Since my last visit to Bologna, Professor Bianconi informs me that he has found one of the greatest rarities produced by Bolognese typography of the fifteenth century; it is one of the two only copies, the other being in Rome. The subject of the poem is the jousting, or tournament, [footnote 1: from the Trattato sopra le Gioste ed i Tornei del Senatore Berlingiero Sessi, printed in the volume containing the Prosi degli Accademici gelati (Manolessi, Bologna, 1671), we learn that the first tournament known in Italy took place at the old Etruscan capital in AD 1147] held at the venerable
city on October 4, AD 1470, by order of Giovanni (?) Bentivoglio, Signore della Città. The author, Francesco Cieco of Florence, writes his 204 octaves in rather rude and rustic Italian. He enters into the minutest details concerning the sport; he describes the Piazza and the stockades with which it was provided; he records the various cities that supplied combatants; he relates how on one side the Bentivoglio chose 60 knights, whilst as many were opposed to them by Antonio Trotti di Alessandria, Capitano dei Bolognesi; he names the combatants; he notes the various modes of weapons, the harness, and the devices of the cavaliers, together with the ornaments of the fair dames, whose beauties he compares with the most famous charmers of antiquity; he narrates the order of the several gests, and finally he leaves the victory with the parte Bentivolesca. This famous tournament was also described by Giovanni Sabbattino degli Ariendi (see Giordani's Almanacco Storico‑Archeologico Bolognese, 1836; and Antonio Bertolini's Eccitamento, November, 1838, page 683).

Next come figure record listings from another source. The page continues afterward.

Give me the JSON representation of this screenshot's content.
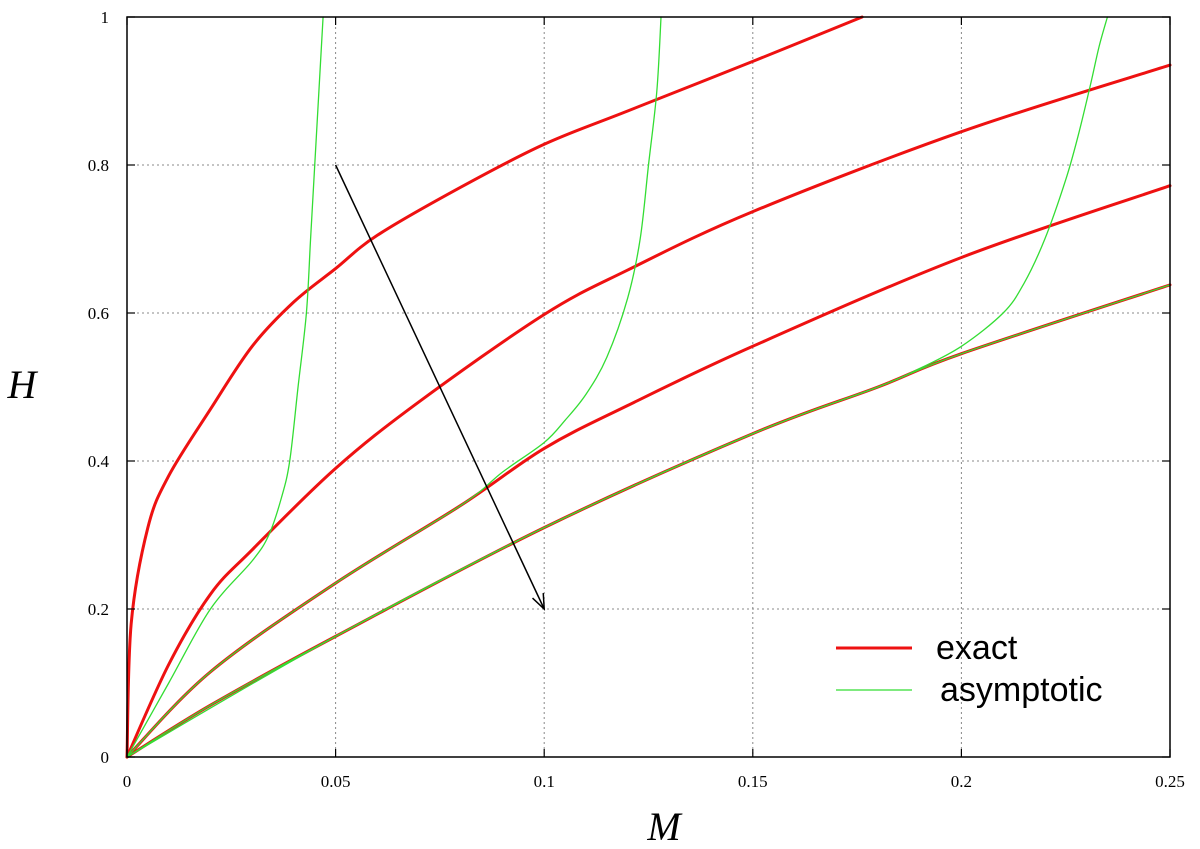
{
  "chart_data": {
    "type": "line",
    "xlabel": "M",
    "ylabel": "H",
    "xlim": [
      0,
      0.25
    ],
    "ylim": [
      0,
      1
    ],
    "xticks": [
      "0",
      "0.05",
      "0.1",
      "0.15",
      "0.2",
      "0.25"
    ],
    "yticks": [
      "0",
      "0.2",
      "0.4",
      "0.6",
      "0.8",
      "1"
    ],
    "grid": true,
    "legend": {
      "placement": "bottom-right",
      "entries": [
        "exact",
        "asymptotic"
      ]
    },
    "colors": {
      "exact": "#ee1111",
      "asymptotic": "#33dd33",
      "arrow": "#000000",
      "grid": "#888888"
    },
    "series": [
      {
        "name": "exact",
        "curve": 1,
        "x": [
          0,
          0.001,
          0.005,
          0.01,
          0.02,
          0.03,
          0.04,
          0.05,
          0.06,
          0.08,
          0.1,
          0.12,
          0.15,
          0.1762
        ],
        "y": [
          0,
          0.18,
          0.31,
          0.38,
          0.47,
          0.555,
          0.615,
          0.66,
          0.705,
          0.77,
          0.828,
          0.873,
          0.94,
          1.0
        ]
      },
      {
        "name": "exact",
        "curve": 2,
        "x": [
          0,
          0.01,
          0.02,
          0.03,
          0.05,
          0.07,
          0.1,
          0.12,
          0.15,
          0.2,
          0.25
        ],
        "y": [
          0,
          0.125,
          0.22,
          0.28,
          0.39,
          0.48,
          0.598,
          0.658,
          0.737,
          0.845,
          0.935
        ]
      },
      {
        "name": "exact",
        "curve": 3,
        "x": [
          0,
          0.02,
          0.05,
          0.08,
          0.1,
          0.12,
          0.15,
          0.2,
          0.25
        ],
        "y": [
          0,
          0.115,
          0.235,
          0.34,
          0.417,
          0.475,
          0.555,
          0.675,
          0.772
        ]
      },
      {
        "name": "exact",
        "curve": 4,
        "x": [
          0,
          0.02,
          0.05,
          0.1,
          0.15,
          0.18,
          0.2,
          0.25
        ],
        "y": [
          0,
          0.07,
          0.163,
          0.31,
          0.437,
          0.5,
          0.545,
          0.638
        ]
      },
      {
        "name": "asymptotic",
        "curve": 1,
        "x": [
          0,
          0.01,
          0.02,
          0.03,
          0.034,
          0.037,
          0.039,
          0.041,
          0.043,
          0.044,
          0.045,
          0.046,
          0.047
        ],
        "y": [
          0,
          0.1,
          0.2,
          0.265,
          0.3,
          0.35,
          0.4,
          0.5,
          0.6,
          0.7,
          0.8,
          0.9,
          1.0
        ]
      },
      {
        "name": "asymptotic",
        "curve": 2,
        "x": [
          0,
          0.02,
          0.05,
          0.08,
          0.09,
          0.1,
          0.105,
          0.11,
          0.115,
          0.12,
          0.123,
          0.125,
          0.127,
          0.128
        ],
        "y": [
          0,
          0.115,
          0.235,
          0.34,
          0.385,
          0.425,
          0.455,
          0.49,
          0.54,
          0.62,
          0.7,
          0.8,
          0.9,
          1.0
        ]
      },
      {
        "name": "asymptotic",
        "curve": 3,
        "x": [
          0,
          0.05,
          0.1,
          0.15,
          0.18,
          0.19,
          0.2,
          0.21,
          0.215,
          0.22,
          0.225,
          0.228,
          0.231,
          0.233,
          0.235
        ],
        "y": [
          0,
          0.163,
          0.31,
          0.437,
          0.5,
          0.525,
          0.555,
          0.6,
          0.64,
          0.7,
          0.78,
          0.84,
          0.91,
          0.96,
          1.0
        ]
      },
      {
        "name": "asymptotic",
        "curve": 4,
        "x": [
          0,
          0.02,
          0.05,
          0.1,
          0.15,
          0.18,
          0.2,
          0.25
        ],
        "y": [
          0,
          0.07,
          0.163,
          0.31,
          0.437,
          0.5,
          0.545,
          0.638
        ]
      }
    ],
    "arrow": {
      "from": [
        0.05,
        0.8
      ],
      "to": [
        0.1,
        0.2
      ]
    }
  }
}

The Bolognese copy of Francesco Cieco, a small quarto, wants frontispiece, pagination, and index: the experts remember that about 1470 the
printing press was introduced into Bologna by Baldazzarre Azzoguidi, and, remarking that the types are those adopted by this artist in his edition of Ovid (AD 1471), they have concluded that the poem was printed in the early part of the same year, or shortly after the tournament was held. Prudential reasons may be attributed to the suppression of the printer's name.
I here end my study of the venerable excapital of northern Etruria, with the hope that readers will take kindly into consideration the circumstance under which it was written.
Richard F. Burton.
Watson's Hotel, Bombay: February 15, 1876.